Civil rights leader Rev. Al Sharpton has joined the chorus of prominent voices opposing talk radio host Rush Limbaugh's bid to buy the St. Louis Rams.
"I was disturbed to learn that there is a potential bid by Rush Limbaugh to buy the St. Louis Rams and I would like to request a meeting with you to discuss the myriad of reasons as to why he should not be given an opportunity to do so," Sharpton said in a letter (PDF) to NFL Commissioner Roger Goodell.
Sharpton said that Limbaugh has been "divisive and anti-NFL on several occasions."
Limbaugh, who has recently been criticized by progressives for what they see as his "race-baiting" towards President Barack Obama, announced last week his intention to be part of a consortium of bidders who want to buy the St. Louis Rams.
That news was met with opposition from numerous NFL players, as well as the head of the NFL players' union.
In an email to players on Saturday, NFL Players executive director DeMaurice Smith announced the union's opposition to Limbaugh's bid, implying that Limbaugh is divisive and an agent of "discrimination and hatred."
"Sport in America is at its best when it unifies, gives all of us reason to cheer, and when it transcends," Smith wrote. "Our sport does exactly that when it overcomes division and rejects discrimination and hatred."

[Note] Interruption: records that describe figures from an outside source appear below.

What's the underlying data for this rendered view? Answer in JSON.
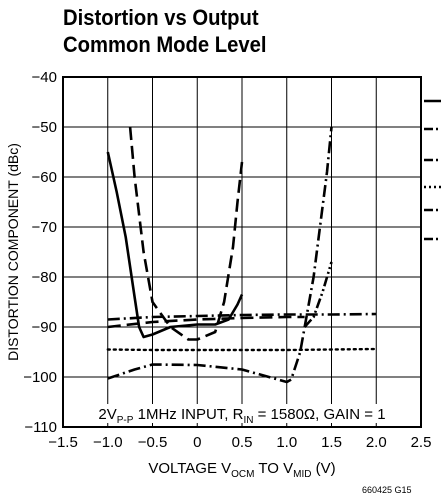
{
  "figure_code": "660425 G15",
  "chart_data": {
    "type": "line",
    "title": [
      "Distortion vs Output",
      "Common Mode Level"
    ],
    "xlabel": {
      "base": "VOLTAGE V",
      "sub1": "OCM",
      "mid": " TO V",
      "sub2": "MID",
      "unit": " (V)"
    },
    "ylabel": "DISTORTION COMPONENT (dBc)",
    "xlim": [
      -1.5,
      2.5
    ],
    "ylim": [
      -110,
      -40
    ],
    "xticks": [
      -1.5,
      -1.0,
      -0.5,
      0,
      0.5,
      1.0,
      1.5,
      2.0,
      2.5
    ],
    "xtick_labels": [
      "−1.5",
      "−1.0",
      "−0.5",
      "0",
      "0.5",
      "1.0",
      "1.5",
      "2.0",
      "2.5"
    ],
    "yticks": [
      -110,
      -100,
      -90,
      -80,
      -70,
      -60,
      -50,
      -40
    ],
    "ytick_labels": [
      "−110",
      "−100",
      "−90",
      "−80",
      "−70",
      "−60",
      "−50",
      "−40"
    ],
    "grid": true,
    "annotation": {
      "p1": "2V",
      "s1": "P-P",
      "p2": " 1MHz INPUT, R",
      "s2": "IN",
      "p3": " = 1580Ω, GAIN = 1"
    },
    "legend_keys": [
      {
        "style": "solid"
      },
      {
        "style": "dash"
      },
      {
        "style": "dashdot"
      },
      {
        "style": "dot"
      },
      {
        "style": "dashdot"
      },
      {
        "style": "dash"
      }
    ],
    "series": [
      {
        "style": "solid",
        "color": "#000000",
        "x": [
          -1.0,
          -0.9,
          -0.8,
          -0.7,
          -0.65,
          -0.6,
          -0.5,
          -0.3,
          0,
          0.2,
          0.35,
          0.45,
          0.5
        ],
        "y": [
          -55,
          -63,
          -72,
          -84,
          -90,
          -92,
          -91.5,
          -90,
          -89.5,
          -89.5,
          -88.5,
          -85.5,
          -83.5
        ]
      },
      {
        "style": "dash",
        "color": "#000000",
        "x": [
          -0.75,
          -0.7,
          -0.6,
          -0.5,
          -0.3,
          -0.1,
          0,
          0.2,
          0.3,
          0.4,
          0.45,
          0.5
        ],
        "y": [
          -50,
          -60,
          -75,
          -85,
          -90,
          -92.5,
          -92.5,
          -91,
          -85,
          -74,
          -65,
          -57
        ]
      },
      {
        "style": "dashdot",
        "color": "#000000",
        "x": [
          -1.0,
          -0.5,
          0,
          0.5,
          1.0,
          1.5,
          2.0
        ],
        "y": [
          -88.5,
          -88,
          -87.8,
          -87.6,
          -87.5,
          -87.5,
          -87.4
        ]
      },
      {
        "style": "dash",
        "color": "#000000",
        "x": [
          -1.0,
          -0.5,
          0,
          0.5,
          1.0,
          1.2
        ],
        "y": [
          -90,
          -89,
          -88.5,
          -88.2,
          -88,
          -88
        ]
      },
      {
        "style": "dot",
        "color": "#000000",
        "x": [
          -1.0,
          -0.5,
          0,
          0.5,
          1.0,
          1.5,
          2.0
        ],
        "y": [
          -94.5,
          -94.6,
          -94.6,
          -94.6,
          -94.6,
          -94.5,
          -94.4
        ]
      },
      {
        "style": "dashdot",
        "color": "#000000",
        "x": [
          -1.0,
          -0.7,
          -0.5,
          0,
          0.5,
          0.8,
          1.0,
          1.05,
          1.15,
          1.3,
          1.45,
          1.5
        ],
        "y": [
          -100.3,
          -98.5,
          -97.5,
          -97.6,
          -98.5,
          -100,
          -101,
          -100.5,
          -95,
          -80,
          -59,
          -50
        ]
      },
      {
        "style": "dashdotdot",
        "color": "#000000",
        "x": [
          1.2,
          1.3,
          1.4,
          1.5
        ],
        "y": [
          -90,
          -88,
          -83,
          -77
        ]
      }
    ]
  }
}
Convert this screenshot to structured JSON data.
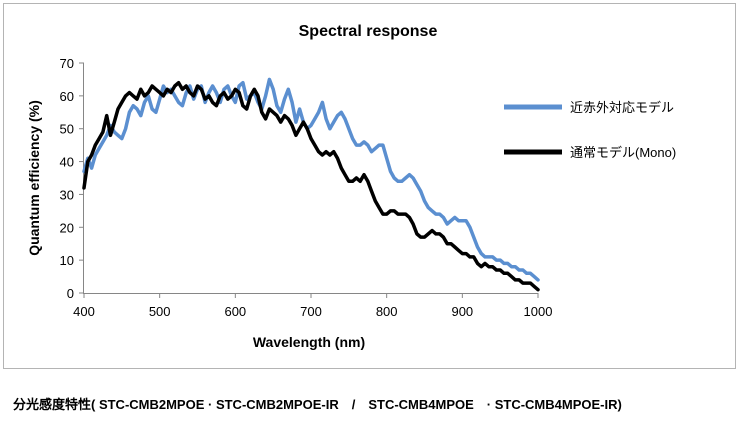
{
  "chart_data": {
    "type": "line",
    "title": "Spectral response",
    "xlabel": "Wavelength (nm)",
    "ylabel": "Quantum efficiency (%)",
    "xlim": [
      400,
      1000
    ],
    "ylim": [
      0,
      70
    ],
    "xticks": [
      400,
      500,
      600,
      700,
      800,
      900,
      1000
    ],
    "yticks": [
      0,
      10,
      20,
      30,
      40,
      50,
      60,
      70
    ],
    "grid": false,
    "legend_position": "right",
    "series": [
      {
        "name": "近赤外対応モデル",
        "color": "#5b8fd0",
        "x": [
          400,
          405,
          410,
          415,
          420,
          425,
          430,
          435,
          440,
          445,
          450,
          455,
          460,
          465,
          470,
          475,
          480,
          485,
          490,
          495,
          500,
          505,
          510,
          515,
          520,
          525,
          530,
          535,
          540,
          545,
          550,
          555,
          560,
          565,
          570,
          575,
          580,
          585,
          590,
          595,
          600,
          605,
          610,
          615,
          620,
          625,
          630,
          635,
          640,
          645,
          650,
          655,
          660,
          665,
          670,
          675,
          680,
          685,
          690,
          695,
          700,
          705,
          710,
          715,
          720,
          725,
          730,
          735,
          740,
          745,
          750,
          755,
          760,
          765,
          770,
          775,
          780,
          785,
          790,
          795,
          800,
          805,
          810,
          815,
          820,
          825,
          830,
          835,
          840,
          845,
          850,
          855,
          860,
          865,
          870,
          875,
          880,
          885,
          890,
          895,
          900,
          905,
          910,
          915,
          920,
          925,
          930,
          935,
          940,
          945,
          950,
          955,
          960,
          965,
          970,
          975,
          980,
          985,
          990,
          995,
          1000
        ],
        "y": [
          37,
          41,
          38,
          42,
          44,
          46,
          48,
          51,
          49,
          48,
          47,
          50,
          55,
          57,
          56,
          54,
          58,
          60,
          56,
          55,
          59,
          63,
          61,
          62,
          60,
          58,
          57,
          61,
          63,
          59,
          62,
          63,
          58,
          61,
          63,
          61,
          58,
          62,
          63,
          60,
          58,
          63,
          64,
          59,
          60,
          61,
          58,
          56,
          60,
          65,
          62,
          57,
          55,
          59,
          62,
          58,
          52,
          56,
          52,
          50,
          51,
          53,
          55,
          58,
          53,
          50,
          52,
          54,
          55,
          53,
          50,
          47,
          45,
          45,
          46,
          45,
          43,
          44,
          45,
          45,
          41,
          37,
          35,
          34,
          34,
          35,
          36,
          35,
          33,
          31,
          28,
          26,
          25,
          24,
          24,
          23,
          21,
          22,
          23,
          22,
          22,
          22,
          20,
          17,
          14,
          12,
          11,
          11,
          11,
          10,
          10,
          9,
          9,
          8,
          8,
          7,
          7,
          6,
          6,
          5,
          4
        ]
      },
      {
        "name": "通常モデル(Mono)",
        "color": "#000000",
        "x": [
          400,
          405,
          410,
          415,
          420,
          425,
          430,
          435,
          440,
          445,
          450,
          455,
          460,
          465,
          470,
          475,
          480,
          485,
          490,
          495,
          500,
          505,
          510,
          515,
          520,
          525,
          530,
          535,
          540,
          545,
          550,
          555,
          560,
          565,
          570,
          575,
          580,
          585,
          590,
          595,
          600,
          605,
          610,
          615,
          620,
          625,
          630,
          635,
          640,
          645,
          650,
          655,
          660,
          665,
          670,
          675,
          680,
          685,
          690,
          695,
          700,
          705,
          710,
          715,
          720,
          725,
          730,
          735,
          740,
          745,
          750,
          755,
          760,
          765,
          770,
          775,
          780,
          785,
          790,
          795,
          800,
          805,
          810,
          815,
          820,
          825,
          830,
          835,
          840,
          845,
          850,
          855,
          860,
          865,
          870,
          875,
          880,
          885,
          890,
          895,
          900,
          905,
          910,
          915,
          920,
          925,
          930,
          935,
          940,
          945,
          950,
          955,
          960,
          965,
          970,
          975,
          980,
          985,
          990,
          995,
          1000
        ],
        "y": [
          32,
          40,
          42,
          45,
          47,
          49,
          54,
          48,
          52,
          56,
          58,
          60,
          61,
          60,
          59,
          62,
          60,
          61,
          63,
          62,
          61,
          60,
          62,
          61,
          63,
          64,
          62,
          63,
          61,
          60,
          63,
          62,
          59,
          60,
          58,
          57,
          60,
          61,
          59,
          60,
          62,
          61,
          57,
          56,
          60,
          62,
          60,
          55,
          53,
          56,
          55,
          54,
          52,
          54,
          53,
          51,
          48,
          50,
          52,
          50,
          47,
          45,
          43,
          42,
          43,
          42,
          43,
          41,
          38,
          36,
          34,
          34,
          35,
          34,
          36,
          34,
          31,
          28,
          26,
          24,
          24,
          25,
          25,
          24,
          24,
          24,
          23,
          21,
          18,
          17,
          17,
          18,
          19,
          18,
          18,
          17,
          15,
          15,
          14,
          13,
          12,
          12,
          11,
          11,
          9,
          8,
          9,
          8,
          8,
          7,
          7,
          6,
          6,
          5,
          4,
          4,
          3,
          3,
          3,
          2,
          1
        ]
      }
    ]
  },
  "caption": "分光感度特性( STC-CMB2MPOE · STC-CMB2MPOE-IR　/　STC-CMB4MPOE　· STC-CMB4MPOE-IR)"
}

Several NFL players have said they would not play for the St. Louis Rams if it were owned by Limbaugh.
"All I know is from the last comment I heard, he said in (President) Obama's America, white kids are getting beat up on the bus while black kids are chanting 'right on,'" New York Giants defensive end Mathias Kiwanuka told the New York Daily News. "I mean, I don't want anything to do with a team that he has any part of. He can do whatever he wants, it is a free country. But if it goes through, I can tell you where I am not going to play."
In his letter, Rev. Sharpton referred to several incidents in Limbaugh's past that suggest the radio host may have a racist attitude towards NFL players.
"The NFL all too often looks like a game between the Bloods and the Crips without any weapons," Limbaugh said in 2007.
In 2003, Limbaugh ended his stint as a commentator on ESPN after stating that Philadelphia Eagles quarterback Donovan McNabb wasn't as good a player as the media made him out to be, because "the media has been very desirous that a black quarterback do well."
McNabb led the Eagles to five NFC championship games, and one Super Bowl, between 2001 and 2008.
Limbaugh's bid has met with criticism from political commentators as well.
"NFL owners, it’s up to you," wrote blogger Michael Roston. "If you want a crypto-racist who doesn’t care for women or exercise, doesn’t appear all that concerned about dog-fighting jokes, and compares you to rapists to join you at your round table, Rush Limbaugh is going to make a great addition to your skyboxes in the years ahead."